This post is part of the Blogging Against Disablism Day 2013 in the category “Definition and Analysis of Disablism/ Ableism”. To participate and/or have a look at some of the other posts, check out the main page here, on Diary of a Goldfish.
I find the whole topic of discrimination to be difficult, because of the inherent confusion involved in any word with multiple meanings. Discrimination can be, and often is, good. Discrimination about disabled people can be highly necessary. For example: when I was in a wheelchair, my husband would help me to get down or up stairs, but I never found him helping his friends with stairs. That’s discriminating (2). And it was a good thing.
Of course, when we talk about discrimination we are generally talking about discriminating (1), being unjust or prejudicial about someone. There’s a lot of discrimination against people with disabilities- outright, hurtful, deliberate discrimination- and that’s bad. It’s awful. It needs to be stopped, and fought against. Changing that requires changing peoples attitudes entirely, it requires convincing those who see the disabled as less, in equality, and raising up new generations that value people for being people, not for being white, male, cis-gendered, fully-able, healthy people**.
A lot more “discrimination” comes accidentally though, because it can be hard for the differently-abled* to see the line. This is the point at which I find it difficult and confusing; the point at which I’m not sure if I’m being discriminatory, or if I’ll be seen as such even if I’m not; the point at which good discrimination can be taken as bad discrimination. This is where I wish I could read minds so I knew what behaviour would hurt people and what wouldn’t.
When we offer to help our grandparents carry their shopping, do they feel loved or discriminated against?
When we speak slowly and clearly to someone who has trouble understanding speech, do they feel loved or discriminated against?
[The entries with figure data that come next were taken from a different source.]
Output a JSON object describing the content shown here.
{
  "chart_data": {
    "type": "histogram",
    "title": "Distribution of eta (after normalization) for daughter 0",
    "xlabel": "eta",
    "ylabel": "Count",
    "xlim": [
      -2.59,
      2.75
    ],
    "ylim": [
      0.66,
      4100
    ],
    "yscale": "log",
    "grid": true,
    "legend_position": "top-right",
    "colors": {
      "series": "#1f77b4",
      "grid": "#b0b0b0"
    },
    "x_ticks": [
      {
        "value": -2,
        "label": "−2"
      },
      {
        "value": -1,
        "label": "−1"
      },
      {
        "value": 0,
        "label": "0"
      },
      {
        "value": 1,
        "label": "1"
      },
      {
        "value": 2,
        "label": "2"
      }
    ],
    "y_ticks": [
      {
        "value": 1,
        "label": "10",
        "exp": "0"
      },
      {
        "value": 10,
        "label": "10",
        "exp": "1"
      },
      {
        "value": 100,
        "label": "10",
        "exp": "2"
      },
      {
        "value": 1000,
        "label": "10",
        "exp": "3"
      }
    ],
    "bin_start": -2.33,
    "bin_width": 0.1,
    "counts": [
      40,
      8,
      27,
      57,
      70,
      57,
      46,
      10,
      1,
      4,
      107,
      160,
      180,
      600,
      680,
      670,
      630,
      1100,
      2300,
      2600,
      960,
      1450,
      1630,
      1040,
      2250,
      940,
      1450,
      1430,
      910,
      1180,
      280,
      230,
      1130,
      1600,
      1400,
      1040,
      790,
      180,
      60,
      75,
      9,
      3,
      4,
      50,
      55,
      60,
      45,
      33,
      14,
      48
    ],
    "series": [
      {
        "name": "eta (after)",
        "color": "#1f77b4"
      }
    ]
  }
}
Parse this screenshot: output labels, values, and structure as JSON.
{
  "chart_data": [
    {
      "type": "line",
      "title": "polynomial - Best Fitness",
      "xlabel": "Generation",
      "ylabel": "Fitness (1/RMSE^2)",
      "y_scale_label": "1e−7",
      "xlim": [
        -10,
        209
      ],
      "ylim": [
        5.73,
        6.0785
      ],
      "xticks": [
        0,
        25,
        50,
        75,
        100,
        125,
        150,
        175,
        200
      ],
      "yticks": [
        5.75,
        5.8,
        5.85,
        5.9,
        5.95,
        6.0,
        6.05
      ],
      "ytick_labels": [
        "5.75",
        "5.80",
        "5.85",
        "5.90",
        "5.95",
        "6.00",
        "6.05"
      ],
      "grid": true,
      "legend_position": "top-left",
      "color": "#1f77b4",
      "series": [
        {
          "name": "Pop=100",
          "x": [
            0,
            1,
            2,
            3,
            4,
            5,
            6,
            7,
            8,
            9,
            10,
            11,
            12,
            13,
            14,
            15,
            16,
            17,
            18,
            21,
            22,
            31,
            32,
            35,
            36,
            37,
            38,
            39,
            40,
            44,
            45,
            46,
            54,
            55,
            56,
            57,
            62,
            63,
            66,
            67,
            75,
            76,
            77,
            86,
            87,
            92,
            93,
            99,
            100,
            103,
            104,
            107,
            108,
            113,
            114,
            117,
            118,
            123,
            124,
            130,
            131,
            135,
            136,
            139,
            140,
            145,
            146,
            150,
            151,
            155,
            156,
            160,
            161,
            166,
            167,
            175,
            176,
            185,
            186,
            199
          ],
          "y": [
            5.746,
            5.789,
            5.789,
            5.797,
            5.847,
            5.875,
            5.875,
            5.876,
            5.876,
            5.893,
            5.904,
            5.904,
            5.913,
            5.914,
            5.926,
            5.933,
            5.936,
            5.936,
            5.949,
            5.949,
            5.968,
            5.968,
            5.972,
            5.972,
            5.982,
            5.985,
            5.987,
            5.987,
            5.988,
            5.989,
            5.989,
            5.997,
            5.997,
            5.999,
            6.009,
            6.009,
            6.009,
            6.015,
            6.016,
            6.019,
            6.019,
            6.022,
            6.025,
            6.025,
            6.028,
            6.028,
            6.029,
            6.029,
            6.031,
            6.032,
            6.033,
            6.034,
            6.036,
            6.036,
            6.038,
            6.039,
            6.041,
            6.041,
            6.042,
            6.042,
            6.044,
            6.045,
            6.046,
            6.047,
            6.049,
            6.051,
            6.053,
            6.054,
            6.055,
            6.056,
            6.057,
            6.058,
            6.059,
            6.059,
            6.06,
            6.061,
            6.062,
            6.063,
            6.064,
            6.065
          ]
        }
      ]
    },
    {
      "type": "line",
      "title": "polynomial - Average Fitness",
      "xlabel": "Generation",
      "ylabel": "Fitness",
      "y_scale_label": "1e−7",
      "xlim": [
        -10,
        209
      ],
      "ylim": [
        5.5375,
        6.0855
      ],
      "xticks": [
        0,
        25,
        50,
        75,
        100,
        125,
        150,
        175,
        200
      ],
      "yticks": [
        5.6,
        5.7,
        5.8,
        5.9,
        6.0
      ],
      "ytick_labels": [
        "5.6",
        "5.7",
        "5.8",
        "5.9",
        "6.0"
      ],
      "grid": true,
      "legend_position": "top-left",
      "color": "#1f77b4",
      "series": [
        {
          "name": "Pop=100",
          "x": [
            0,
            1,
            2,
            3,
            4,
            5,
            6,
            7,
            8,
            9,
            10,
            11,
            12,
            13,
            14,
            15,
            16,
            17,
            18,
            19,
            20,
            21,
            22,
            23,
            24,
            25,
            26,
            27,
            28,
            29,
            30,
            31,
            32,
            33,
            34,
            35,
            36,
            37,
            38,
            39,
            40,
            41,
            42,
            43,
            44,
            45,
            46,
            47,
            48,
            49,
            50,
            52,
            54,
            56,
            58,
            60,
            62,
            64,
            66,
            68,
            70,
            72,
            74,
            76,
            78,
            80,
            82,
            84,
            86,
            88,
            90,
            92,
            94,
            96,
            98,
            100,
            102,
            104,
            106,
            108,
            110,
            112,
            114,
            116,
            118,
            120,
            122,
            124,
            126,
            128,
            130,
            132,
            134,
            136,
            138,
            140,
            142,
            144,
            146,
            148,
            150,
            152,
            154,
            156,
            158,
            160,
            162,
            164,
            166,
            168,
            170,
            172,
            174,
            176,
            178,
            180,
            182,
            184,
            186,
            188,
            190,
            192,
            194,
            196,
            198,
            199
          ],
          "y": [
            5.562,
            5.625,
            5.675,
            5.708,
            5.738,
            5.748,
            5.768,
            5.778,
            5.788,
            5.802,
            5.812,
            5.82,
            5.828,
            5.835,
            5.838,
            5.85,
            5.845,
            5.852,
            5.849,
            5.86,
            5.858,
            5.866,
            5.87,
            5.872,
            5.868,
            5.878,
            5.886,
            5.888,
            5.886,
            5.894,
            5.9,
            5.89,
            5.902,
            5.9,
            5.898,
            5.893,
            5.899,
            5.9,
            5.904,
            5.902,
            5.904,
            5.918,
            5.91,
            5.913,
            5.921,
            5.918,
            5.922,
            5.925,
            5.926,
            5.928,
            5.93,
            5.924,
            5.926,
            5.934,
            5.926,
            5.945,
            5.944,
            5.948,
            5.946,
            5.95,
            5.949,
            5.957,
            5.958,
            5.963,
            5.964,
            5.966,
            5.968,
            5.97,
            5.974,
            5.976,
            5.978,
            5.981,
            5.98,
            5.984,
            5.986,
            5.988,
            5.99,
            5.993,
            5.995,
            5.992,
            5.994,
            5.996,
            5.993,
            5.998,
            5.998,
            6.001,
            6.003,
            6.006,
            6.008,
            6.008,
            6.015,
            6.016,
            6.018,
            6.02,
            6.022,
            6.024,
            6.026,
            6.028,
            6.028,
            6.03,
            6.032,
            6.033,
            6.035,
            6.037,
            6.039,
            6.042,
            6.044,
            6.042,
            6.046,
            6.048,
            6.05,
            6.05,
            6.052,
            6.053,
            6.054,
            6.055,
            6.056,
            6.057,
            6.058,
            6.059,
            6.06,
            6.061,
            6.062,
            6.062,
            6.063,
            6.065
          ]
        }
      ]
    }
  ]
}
The point is, that people with disabilities often do need to be treated differently. The disability needs to be accounted for. But often, the extent is misinterpreted. When we end up patronising someone who has one leg, we have moved beyond good discrimination to hurtful, bad discrimination.
I think the only way out of this is understanding each other better. Open communication to discover what help (if any) is needed, and what help is just patronising. But I know that that’s not easy, or maybe even viable. Everyone is different, even the same illnesses and injuries come with different experiences, and that’s a lot of communicating and understanding to do. I don’t think we can ever be perfect, but I think we can be better.
There’s also the problem of trying to gain understanding being perceived as discrimination. We like to pretend that the person on crutches isn’t really on crutches, as though they might be offended if we realise they are on crutches. Well, what if they are offended? That’s hardly the solution we’re looking for. But I don’t see any other way around it, than understanding being the best solution we have. Communicate… carefully? Hm. It’s too difficult a subject to have straightforward answers in 500 words anyway, what did you expect?
So, what are peoples thoughts on disability discrimination, and how to combat the negatives? What experiences have people had?
*I say differently-abled not because I have suddenly embraced PC, but because it is just as possible for someone with one disability to be discriminating against someone with a different disability, as someone without disability to be doing the discriminating.
**Our culture has far more issues than just prejudice based on ability.